La Polonia, infatti, ha subito molti colpi bassi dai paesi vicini. Le tre spartizioni ad opera dell’Impero Russo, prussiano e asburgico avvenute alla fine del 1700 pesano ancora sulla percezione storica del popolo.
L’Ottocento non cambiò lo scenario, anzi, si aprì con la sconfitta di Bonaparte e con il Congresso di Vienna e gli Stati, come il Ducato di Varsavia, che furono in qualche modo favoriti dal periodo napoleonico caddero di nuovo in disgrazia. Il Ducato di Varsavia fu diviso tra il Regno del Congresso, il Regno di Prussia e la Repubblica di Varsavia. Nel 1832, i paesi egemoni si spartirono nuovamente i territori e il regno del Congresso e la repubblica di Varsavia finirono in mani russe, il primo, e in mani austriache, la seconda. Dopo alcune rivolte fu imposta una russificazione di massa delle componenti polacche dell’impero russo.
I polacchi sostanzialmente erano senza colpa in quest’Inferno; furono sempre additati come incapaci di governarsi e in mezzo a un gioco geopolitico prevaricatore e troppo più grande della loro capacità di battersi.

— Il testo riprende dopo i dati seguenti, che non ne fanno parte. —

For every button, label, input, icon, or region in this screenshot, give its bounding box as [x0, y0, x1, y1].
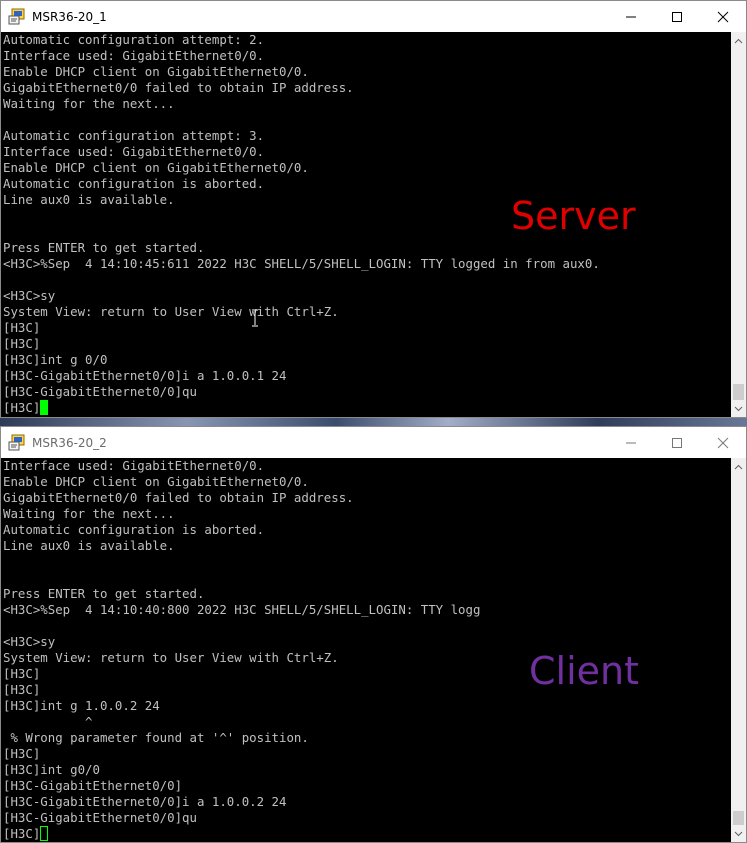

La Grande guerra combattuta tra 1914 e il 1918 trasformò i confini e ridimensionò il ruolo degli imperi astiosi verso i polacchi. Nacque così la seconda repubblica di Polonia che cessò di esistere nel settembre 1939.

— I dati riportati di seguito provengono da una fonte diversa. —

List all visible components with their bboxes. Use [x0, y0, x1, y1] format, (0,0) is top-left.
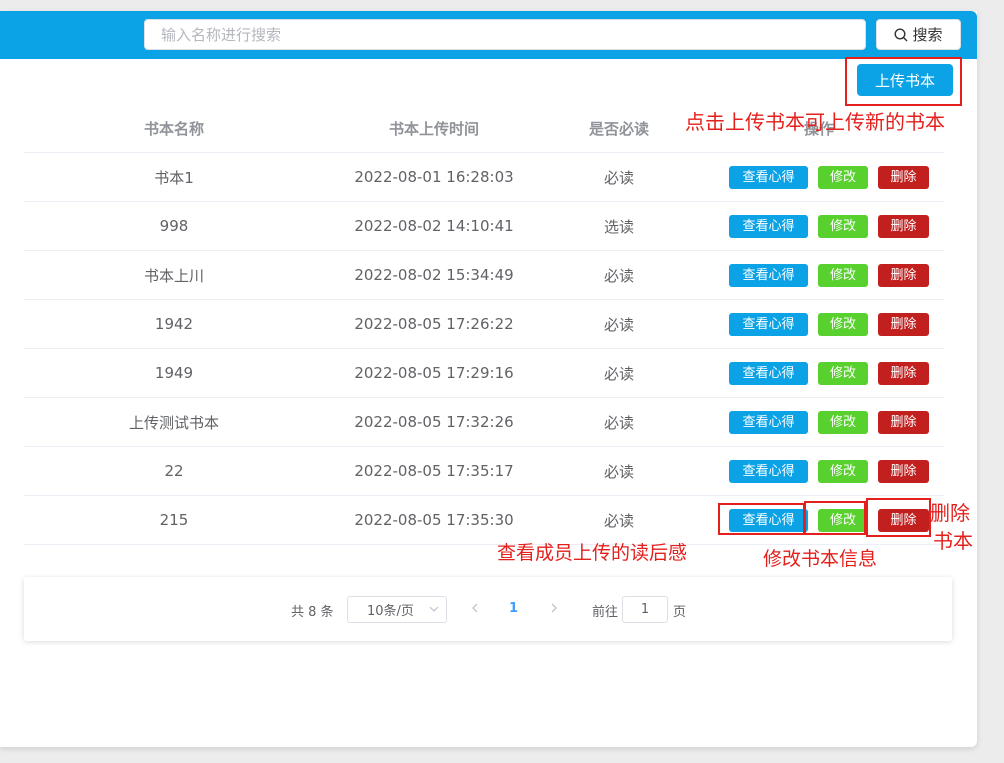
edit-button[interactable]: 修改	[818, 263, 868, 287]
upload-time-cell: 2022-08-01 16:28:03	[324, 152, 544, 202]
row-actions: 查看心得 修改 删除	[694, 459, 944, 483]
top-bar: 搜索	[0, 11, 977, 59]
book-name-cell: 998	[24, 201, 324, 251]
edit-button[interactable]: 修改	[818, 312, 868, 336]
goto-label: 前往	[592, 605, 619, 620]
actions-cell: 查看心得 修改 删除	[694, 348, 944, 398]
delete-button[interactable]: 删除	[878, 214, 929, 238]
page-number-1[interactable]: 1	[509, 601, 518, 616]
required-cell: 必读	[544, 397, 694, 447]
search-icon	[894, 27, 908, 42]
goto-unit-label: 页	[673, 605, 687, 620]
chevron-left-icon	[472, 603, 478, 613]
required-cell: 必读	[544, 250, 694, 300]
annotation-edit: 修改书本信息	[763, 548, 878, 570]
delete-button[interactable]: 删除	[878, 312, 929, 336]
books-table: 书本名称 书本上传时间 是否必读 操作 书本1 2022-08-01 16:28:…	[24, 105, 944, 545]
view-notes-button[interactable]: 查看心得	[729, 263, 808, 287]
upload-time-cell: 2022-08-02 15:34:49	[324, 250, 544, 300]
edit-button[interactable]: 修改	[818, 214, 868, 238]
actions-cell: 查看心得 修改 删除	[694, 201, 944, 251]
upload-time-cell: 2022-08-05 17:35:17	[324, 446, 544, 496]
view-notes-button[interactable]: 查看心得	[729, 165, 808, 189]
book-name-cell: 书本1	[24, 152, 324, 202]
book-name-cell: 书本上川	[24, 250, 324, 300]
annotation-upload: 点击上传书本可上传新的书本	[685, 110, 945, 134]
required-cell: 必读	[544, 446, 694, 496]
annotation-box-view	[718, 503, 805, 535]
delete-button[interactable]: 删除	[878, 165, 929, 189]
row-actions: 查看心得 修改 删除	[694, 410, 944, 434]
next-page-button[interactable]	[548, 600, 560, 619]
upload-time-cell: 2022-08-05 17:35:30	[324, 495, 544, 545]
required-cell: 必读	[544, 152, 694, 202]
edit-button[interactable]: 修改	[818, 459, 868, 483]
table-row: 998 2022-08-02 14:10:41 选读 查看心得 修改 删除	[24, 201, 944, 251]
chevron-down-icon	[428, 602, 440, 620]
row-actions: 查看心得 修改 删除	[694, 263, 944, 287]
table-row: 书本1 2022-08-01 16:28:03 必读 查看心得 修改 删除	[24, 152, 944, 202]
actions-cell: 查看心得 修改 删除	[694, 397, 944, 447]
chevron-right-icon	[551, 603, 557, 613]
view-notes-button[interactable]: 查看心得	[729, 410, 808, 434]
upload-time-cell: 2022-08-05 17:32:26	[324, 397, 544, 447]
prev-page-button[interactable]	[469, 600, 481, 619]
upload-time-cell: 2022-08-05 17:29:16	[324, 348, 544, 398]
edit-button[interactable]: 修改	[818, 165, 868, 189]
column-header-upload-time: 书本上传时间	[324, 105, 544, 153]
table-body: 书本1 2022-08-01 16:28:03 必读 查看心得 修改 删除 998 2022-…	[24, 152, 944, 545]
required-cell: 必读	[544, 348, 694, 398]
annotation-box-delete	[866, 498, 931, 537]
goto-page-input[interactable]	[622, 596, 668, 623]
search-button-label: 搜索	[912, 26, 943, 44]
book-name-cell: 22	[24, 446, 324, 496]
search-button[interactable]: 搜索	[876, 19, 961, 50]
book-name-cell: 215	[24, 495, 324, 545]
required-cell: 选读	[544, 201, 694, 251]
actions-cell: 查看心得 修改 删除	[694, 299, 944, 349]
row-actions: 查看心得 修改 删除	[694, 312, 944, 336]
annotation-box-upload	[845, 57, 962, 106]
view-notes-button[interactable]: 查看心得	[729, 459, 808, 483]
required-cell: 必读	[544, 299, 694, 349]
row-actions: 查看心得 修改 删除	[694, 361, 944, 385]
table-row: 书本上川 2022-08-02 15:34:49 必读 查看心得 修改 删除	[24, 250, 944, 300]
delete-button[interactable]: 删除	[878, 459, 929, 483]
book-name-cell: 1942	[24, 299, 324, 349]
search-input[interactable]	[144, 19, 866, 50]
page-size-value: 10条/页	[367, 604, 414, 619]
page-size-select[interactable]: 10条/页	[347, 596, 447, 623]
annotation-delete-line1: 删除	[930, 501, 970, 525]
edit-button[interactable]: 修改	[818, 361, 868, 385]
book-name-cell: 1949	[24, 348, 324, 398]
row-actions: 查看心得 修改 删除	[694, 165, 944, 189]
actions-cell: 查看心得 修改 删除	[694, 250, 944, 300]
table-row: 22 2022-08-05 17:35:17 必读 查看心得 修改 删除	[24, 446, 944, 496]
edit-button[interactable]: 修改	[818, 410, 868, 434]
delete-button[interactable]: 删除	[878, 361, 929, 385]
table-row: 1949 2022-08-05 17:29:16 必读 查看心得 修改 删除	[24, 348, 944, 398]
pagination: 共 8 条 10条/页 1 前往 页	[24, 577, 952, 641]
delete-button[interactable]: 删除	[878, 263, 929, 287]
row-actions: 查看心得 修改 删除	[694, 214, 944, 238]
table-row: 1942 2022-08-05 17:26:22 必读 查看心得 修改 删除	[24, 299, 944, 349]
annotation-delete-line2: 书本	[933, 529, 973, 553]
pagination-total: 共 8 条	[291, 605, 334, 620]
book-name-cell: 上传测试书本	[24, 397, 324, 447]
view-notes-button[interactable]: 查看心得	[729, 361, 808, 385]
actions-cell: 查看心得 修改 删除	[694, 446, 944, 496]
delete-button[interactable]: 删除	[878, 410, 929, 434]
annotation-view: 查看成员上传的读后感	[497, 542, 688, 564]
actions-cell: 查看心得 修改 删除	[694, 152, 944, 202]
upload-time-cell: 2022-08-02 14:10:41	[324, 201, 544, 251]
table-row: 上传测试书本 2022-08-05 17:32:26 必读 查看心得 修改 删除	[24, 397, 944, 447]
column-header-name: 书本名称	[24, 105, 324, 153]
annotation-box-edit	[804, 501, 866, 535]
view-notes-button[interactable]: 查看心得	[729, 214, 808, 238]
view-notes-button[interactable]: 查看心得	[729, 312, 808, 336]
required-cell: 必读	[544, 495, 694, 545]
column-header-required: 是否必读	[544, 105, 694, 153]
upload-time-cell: 2022-08-05 17:26:22	[324, 299, 544, 349]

La solidarietà francese e tedesca contro la prepotenza nazista operò come evento storico nazionale: qualcuno finalmente corse in loro soccorso. Già Napoleone fu benevolo con loro, ma nessuno mosse guerra per salvarli nelle precedenti spartizioni settecentesche e ottocentesche. Il mito del polacco vessato e sventrato aveva dei portavoce.
L’occupazione nazista e poi la sovranità limitata brezneviana fecero dei polacchi il volto umano dell’oppresso fino a quando un uomo scusò dicendo queste parole il 21 maggio del 1991 di fronte alla Knesset, parlamento israeliano, per l’antisemitismo che aveva segnato il passato della Polonia, e aveva aggiunto che durante la guerra “molti dei polacchi” erano stati dei “gentili giusti” che avevano aiutato i perseguitati ebrei bisognava pure riconoscere che “tra noi ci furono anche dei malvagi”. Questo mea culpa fu pronunciato da Lech Walesa, premio Nobel della pace nel 1983 e presidente della Polonia.
Nel frattempo era caduto il Muro e nel 2003, la nazione entra a pieno diritto nella famiglia europea. Due milioni di polacchi si trasferirono nei tre anni seguenti in Regno Unito per lavorare. La serie B dell’Europa unita comincia a galoppare economicamente, ma non riesce a staccarsi di Nel 2018, una legge del parlamento ha approvato ai primi di febbraio del 2018 una legge che colpisce penalmente chi parla delle vaste collusioni di polacchi con i nazisti nello sterminio degli ebrei.
Nel 2017, il sindaco di Danzica Pawel Adamowicz ucciso per mano di estremisti di destra ammonì: “L’abuso fisico è di solito preceduto dalla violenza verbale. In Polonia affrontiamo il brutalissimo linguaggio nel dibattito pubblico, da Kaczynsky fino agli slogan di piazza.”
La Polonia, oppressa, dalla storia reagisce così.